A partir du 37ème Congrès célébré à Munich en Bavière (1960)
les Congrès eucharistiques internationaux ont pris la physionomie de la Statio
Orbis, une pause au cours de laquelle les Eglises particulières de différentes
parties du monde s'unissent en communion avec le Pape ou avec son légat dans
une ville autour du Christ dans son mystère eucharistique, pour manifester et
approfondir la foi au moyen de célébrations, d'adorations et de processions, de
catéchèses et de témoignages de vie eucharistique.
Dans le sillage des Congrès internationaux sont nés les
Congrès eucharistiques nationaux, diocésains et autres dimensions
territoriales, avec la même finalité: faire connaître et aimer davantage le
Christ dans son mystère eucharistique, source et sommet de la vie et de la
mission de l'Eglise.
L'inspiration et l'idée d'origine qui continuent à animer
les congrès eucharistiques à tous les niveaux ont été résumées dans cette
formule de l'article 2 du statut du Comité pontifical pour les Congrès
eucharistiques internationaux: «Faire toujours mieux connaître, aimer et servir
Notre Seigneur Jésus Christ dans son mystère eucharistique, centre de la vie de
l'Eglise et de sa mission pour le salut du monde».
L'appel du cardinal Ouellet
Tous les Congrès eucharistiques internationaux, en tant
qu'événement de l'Eglise universelle, invitent toutes les Eglises particulières
dans le monde à une nouvelle évangélisation. Le cardinal Marc Ouellet,
archevêque de Québec, siège primatial du Canada, a lancé, dans une lettre
pastorale, un puissant appel pour la préparation du 49ème Congrès eucharistique,
qui devrait faire prendre conscience aux catholiques de son pays de leur
indifférence religieuse. L'intention du cardinal est de «rejoindre le grand
mouvement eucharistique international» qui s'affirme un peu partout - surtout
depuis 2000 - dans l'Eglise universelle, en recueillant les fruits du renouveau
liturgique confirmés également par les documents les plus récents sur
l'Eucharistie: de l'Encyclique de Jean-Paul II Ecclesia de Eucharistia (2003)

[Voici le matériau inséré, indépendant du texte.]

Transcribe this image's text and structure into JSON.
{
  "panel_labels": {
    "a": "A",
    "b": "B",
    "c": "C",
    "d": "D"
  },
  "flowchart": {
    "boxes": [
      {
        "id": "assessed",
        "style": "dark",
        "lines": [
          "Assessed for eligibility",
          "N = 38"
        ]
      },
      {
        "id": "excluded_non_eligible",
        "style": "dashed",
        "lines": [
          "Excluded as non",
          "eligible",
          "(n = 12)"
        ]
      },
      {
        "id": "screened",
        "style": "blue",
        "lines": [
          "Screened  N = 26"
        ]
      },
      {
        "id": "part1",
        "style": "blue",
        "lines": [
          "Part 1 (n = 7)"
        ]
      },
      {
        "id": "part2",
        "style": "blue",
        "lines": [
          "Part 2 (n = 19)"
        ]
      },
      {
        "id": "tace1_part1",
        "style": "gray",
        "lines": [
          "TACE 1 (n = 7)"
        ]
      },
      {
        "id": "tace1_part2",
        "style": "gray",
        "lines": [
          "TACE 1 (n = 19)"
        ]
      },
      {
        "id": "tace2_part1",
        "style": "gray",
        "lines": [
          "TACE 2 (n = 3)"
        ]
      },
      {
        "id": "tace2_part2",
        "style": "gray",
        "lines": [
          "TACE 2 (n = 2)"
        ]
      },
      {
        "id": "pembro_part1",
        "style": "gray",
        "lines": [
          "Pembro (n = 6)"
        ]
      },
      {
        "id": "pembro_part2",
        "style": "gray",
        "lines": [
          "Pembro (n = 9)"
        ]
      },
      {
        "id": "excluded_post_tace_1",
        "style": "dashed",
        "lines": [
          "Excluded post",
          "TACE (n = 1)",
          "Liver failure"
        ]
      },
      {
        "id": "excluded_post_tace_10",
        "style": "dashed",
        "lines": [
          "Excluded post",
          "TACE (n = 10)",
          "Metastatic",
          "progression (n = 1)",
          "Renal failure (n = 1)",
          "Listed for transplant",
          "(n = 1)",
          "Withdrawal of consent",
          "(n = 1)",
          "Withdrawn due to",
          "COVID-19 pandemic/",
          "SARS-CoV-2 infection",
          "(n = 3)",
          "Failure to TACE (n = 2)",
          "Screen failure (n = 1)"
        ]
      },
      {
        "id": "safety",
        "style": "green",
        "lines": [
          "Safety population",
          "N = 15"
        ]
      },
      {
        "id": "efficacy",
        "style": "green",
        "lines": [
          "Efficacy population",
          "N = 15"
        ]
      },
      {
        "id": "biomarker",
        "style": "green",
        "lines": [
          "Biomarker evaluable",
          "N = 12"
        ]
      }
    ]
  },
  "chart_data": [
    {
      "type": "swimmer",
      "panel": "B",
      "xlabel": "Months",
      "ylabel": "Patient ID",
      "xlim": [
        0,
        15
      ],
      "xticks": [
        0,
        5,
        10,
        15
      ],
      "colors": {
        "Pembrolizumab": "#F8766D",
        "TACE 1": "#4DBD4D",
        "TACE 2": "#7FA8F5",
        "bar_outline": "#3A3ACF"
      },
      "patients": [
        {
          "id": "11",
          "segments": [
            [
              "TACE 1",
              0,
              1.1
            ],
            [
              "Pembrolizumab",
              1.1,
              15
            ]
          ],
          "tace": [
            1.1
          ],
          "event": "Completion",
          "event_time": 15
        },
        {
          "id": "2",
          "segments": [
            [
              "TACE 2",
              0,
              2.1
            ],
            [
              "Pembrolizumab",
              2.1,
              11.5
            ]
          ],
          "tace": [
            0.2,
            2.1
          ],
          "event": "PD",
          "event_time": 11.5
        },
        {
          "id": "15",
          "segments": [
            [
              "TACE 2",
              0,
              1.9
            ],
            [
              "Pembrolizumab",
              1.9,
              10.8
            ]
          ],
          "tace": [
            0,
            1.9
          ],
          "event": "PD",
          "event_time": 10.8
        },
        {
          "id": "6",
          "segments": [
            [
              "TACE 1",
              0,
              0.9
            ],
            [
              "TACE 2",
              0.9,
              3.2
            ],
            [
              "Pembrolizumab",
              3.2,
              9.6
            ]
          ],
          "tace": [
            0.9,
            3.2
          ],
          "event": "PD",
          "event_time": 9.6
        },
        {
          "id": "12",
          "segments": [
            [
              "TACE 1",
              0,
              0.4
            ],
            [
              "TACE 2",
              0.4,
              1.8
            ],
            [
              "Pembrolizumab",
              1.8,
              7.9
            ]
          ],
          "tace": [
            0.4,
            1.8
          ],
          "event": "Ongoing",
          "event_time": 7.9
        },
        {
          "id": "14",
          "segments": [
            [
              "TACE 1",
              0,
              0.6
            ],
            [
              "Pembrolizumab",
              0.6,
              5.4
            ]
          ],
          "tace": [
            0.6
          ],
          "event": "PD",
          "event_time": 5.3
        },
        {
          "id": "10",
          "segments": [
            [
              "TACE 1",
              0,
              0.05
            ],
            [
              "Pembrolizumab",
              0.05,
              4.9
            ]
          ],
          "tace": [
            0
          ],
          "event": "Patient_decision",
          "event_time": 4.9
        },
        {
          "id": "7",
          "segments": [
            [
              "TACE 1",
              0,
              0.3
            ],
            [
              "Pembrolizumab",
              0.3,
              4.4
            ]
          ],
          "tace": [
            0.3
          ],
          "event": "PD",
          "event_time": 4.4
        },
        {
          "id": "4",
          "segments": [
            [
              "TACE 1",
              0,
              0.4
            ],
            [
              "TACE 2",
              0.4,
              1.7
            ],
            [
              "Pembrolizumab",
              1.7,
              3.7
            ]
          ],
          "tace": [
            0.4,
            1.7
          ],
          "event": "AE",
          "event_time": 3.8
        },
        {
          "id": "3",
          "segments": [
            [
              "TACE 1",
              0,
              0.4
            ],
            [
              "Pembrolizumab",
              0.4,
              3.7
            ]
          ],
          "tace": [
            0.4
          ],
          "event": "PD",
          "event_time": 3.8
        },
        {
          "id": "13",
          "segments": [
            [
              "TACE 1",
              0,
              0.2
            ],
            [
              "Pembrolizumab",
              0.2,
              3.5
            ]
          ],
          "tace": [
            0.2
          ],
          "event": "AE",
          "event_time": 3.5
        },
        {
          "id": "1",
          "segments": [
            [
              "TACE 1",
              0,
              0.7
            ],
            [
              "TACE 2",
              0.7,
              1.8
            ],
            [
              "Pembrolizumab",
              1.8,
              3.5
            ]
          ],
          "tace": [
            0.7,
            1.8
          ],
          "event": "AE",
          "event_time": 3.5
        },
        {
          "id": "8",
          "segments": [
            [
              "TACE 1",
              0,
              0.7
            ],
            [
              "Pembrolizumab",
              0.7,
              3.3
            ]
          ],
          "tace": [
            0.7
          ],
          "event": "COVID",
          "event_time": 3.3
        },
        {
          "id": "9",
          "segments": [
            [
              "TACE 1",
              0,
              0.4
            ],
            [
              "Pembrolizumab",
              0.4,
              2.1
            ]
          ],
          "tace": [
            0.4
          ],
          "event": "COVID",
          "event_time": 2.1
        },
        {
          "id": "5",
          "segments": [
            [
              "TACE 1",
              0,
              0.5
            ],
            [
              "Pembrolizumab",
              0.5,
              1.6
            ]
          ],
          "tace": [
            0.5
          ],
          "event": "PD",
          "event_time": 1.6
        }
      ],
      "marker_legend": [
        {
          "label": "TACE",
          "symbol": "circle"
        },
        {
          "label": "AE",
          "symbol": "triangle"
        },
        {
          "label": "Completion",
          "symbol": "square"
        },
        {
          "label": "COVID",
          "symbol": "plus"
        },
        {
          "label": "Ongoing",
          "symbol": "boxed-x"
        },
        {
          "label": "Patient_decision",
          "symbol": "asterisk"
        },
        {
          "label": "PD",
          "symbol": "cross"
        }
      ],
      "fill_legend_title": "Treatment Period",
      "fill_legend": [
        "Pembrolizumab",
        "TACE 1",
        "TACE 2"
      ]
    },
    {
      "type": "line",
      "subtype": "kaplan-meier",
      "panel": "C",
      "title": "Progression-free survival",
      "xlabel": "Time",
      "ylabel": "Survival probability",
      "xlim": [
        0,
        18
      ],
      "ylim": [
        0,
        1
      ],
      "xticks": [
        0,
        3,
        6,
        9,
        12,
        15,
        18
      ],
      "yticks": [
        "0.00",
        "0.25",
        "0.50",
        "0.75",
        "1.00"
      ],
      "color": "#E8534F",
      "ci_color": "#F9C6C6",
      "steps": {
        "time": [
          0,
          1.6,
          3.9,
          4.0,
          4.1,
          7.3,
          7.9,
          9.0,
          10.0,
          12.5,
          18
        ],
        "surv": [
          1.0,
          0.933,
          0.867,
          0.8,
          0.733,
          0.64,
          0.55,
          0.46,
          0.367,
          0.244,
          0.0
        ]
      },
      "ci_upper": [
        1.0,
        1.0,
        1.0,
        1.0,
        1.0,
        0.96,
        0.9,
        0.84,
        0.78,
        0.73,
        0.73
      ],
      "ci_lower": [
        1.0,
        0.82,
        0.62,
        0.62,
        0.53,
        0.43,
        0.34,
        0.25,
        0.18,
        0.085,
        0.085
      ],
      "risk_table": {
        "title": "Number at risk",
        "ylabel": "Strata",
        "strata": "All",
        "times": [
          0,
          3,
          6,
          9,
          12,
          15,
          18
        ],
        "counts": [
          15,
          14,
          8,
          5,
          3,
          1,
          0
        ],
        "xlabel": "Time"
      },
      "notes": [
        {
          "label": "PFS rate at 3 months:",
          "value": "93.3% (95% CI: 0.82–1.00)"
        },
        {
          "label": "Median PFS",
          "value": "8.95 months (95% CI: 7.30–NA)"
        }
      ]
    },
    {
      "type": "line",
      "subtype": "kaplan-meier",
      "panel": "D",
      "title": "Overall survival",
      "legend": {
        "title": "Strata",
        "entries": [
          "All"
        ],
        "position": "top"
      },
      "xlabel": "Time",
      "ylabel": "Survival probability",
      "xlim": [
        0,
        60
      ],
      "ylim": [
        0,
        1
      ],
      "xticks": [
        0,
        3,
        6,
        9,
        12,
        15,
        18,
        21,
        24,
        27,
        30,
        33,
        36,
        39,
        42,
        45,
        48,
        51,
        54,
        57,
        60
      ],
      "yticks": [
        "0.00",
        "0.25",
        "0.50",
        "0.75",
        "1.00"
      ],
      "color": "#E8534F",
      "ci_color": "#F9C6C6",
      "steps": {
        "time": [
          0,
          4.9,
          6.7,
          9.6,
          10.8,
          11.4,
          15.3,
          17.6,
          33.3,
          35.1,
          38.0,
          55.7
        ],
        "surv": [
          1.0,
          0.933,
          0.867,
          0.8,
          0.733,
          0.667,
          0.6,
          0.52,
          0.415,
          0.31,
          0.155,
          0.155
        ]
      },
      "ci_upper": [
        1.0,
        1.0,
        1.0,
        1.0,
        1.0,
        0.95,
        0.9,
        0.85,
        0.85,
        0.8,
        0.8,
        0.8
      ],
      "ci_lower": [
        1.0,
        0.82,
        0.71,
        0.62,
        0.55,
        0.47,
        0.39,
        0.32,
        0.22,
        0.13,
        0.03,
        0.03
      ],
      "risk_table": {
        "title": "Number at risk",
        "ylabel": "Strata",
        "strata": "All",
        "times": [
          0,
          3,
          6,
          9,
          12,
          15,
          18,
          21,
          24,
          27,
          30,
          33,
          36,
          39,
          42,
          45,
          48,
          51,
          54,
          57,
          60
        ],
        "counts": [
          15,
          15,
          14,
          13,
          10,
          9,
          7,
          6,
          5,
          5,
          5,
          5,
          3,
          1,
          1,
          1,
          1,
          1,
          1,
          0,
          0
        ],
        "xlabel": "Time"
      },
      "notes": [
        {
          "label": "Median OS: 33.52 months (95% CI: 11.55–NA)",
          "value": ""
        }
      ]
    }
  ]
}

jusqu'à l'exhortation post-synodale de Benoît XVI Sacramentum caritatis (2007).
Le cardinal a souligné qu'il était désormais temps de porter un nouveau regard
sur l'Eucharistie à partir de la
grande tradition spirituelle et culturelle. «L'heure est venue - écrit-il - de
renouveler la nouvelle alliance, personnelle et communautaire en même temps,
avec nos valeurs et nos pratiques religieuses, et concrètement avec le Christ
qui vient depuis des siècles pour rencontrer notre peuple dans la Sainte
Eucharistie». Des mots qui ont trouvé un fort écho dans la préparation du
Congrès dans tout le Canada.
© L'Osservatore Romano
Cette nouvelle est de l'Agence ZENIT.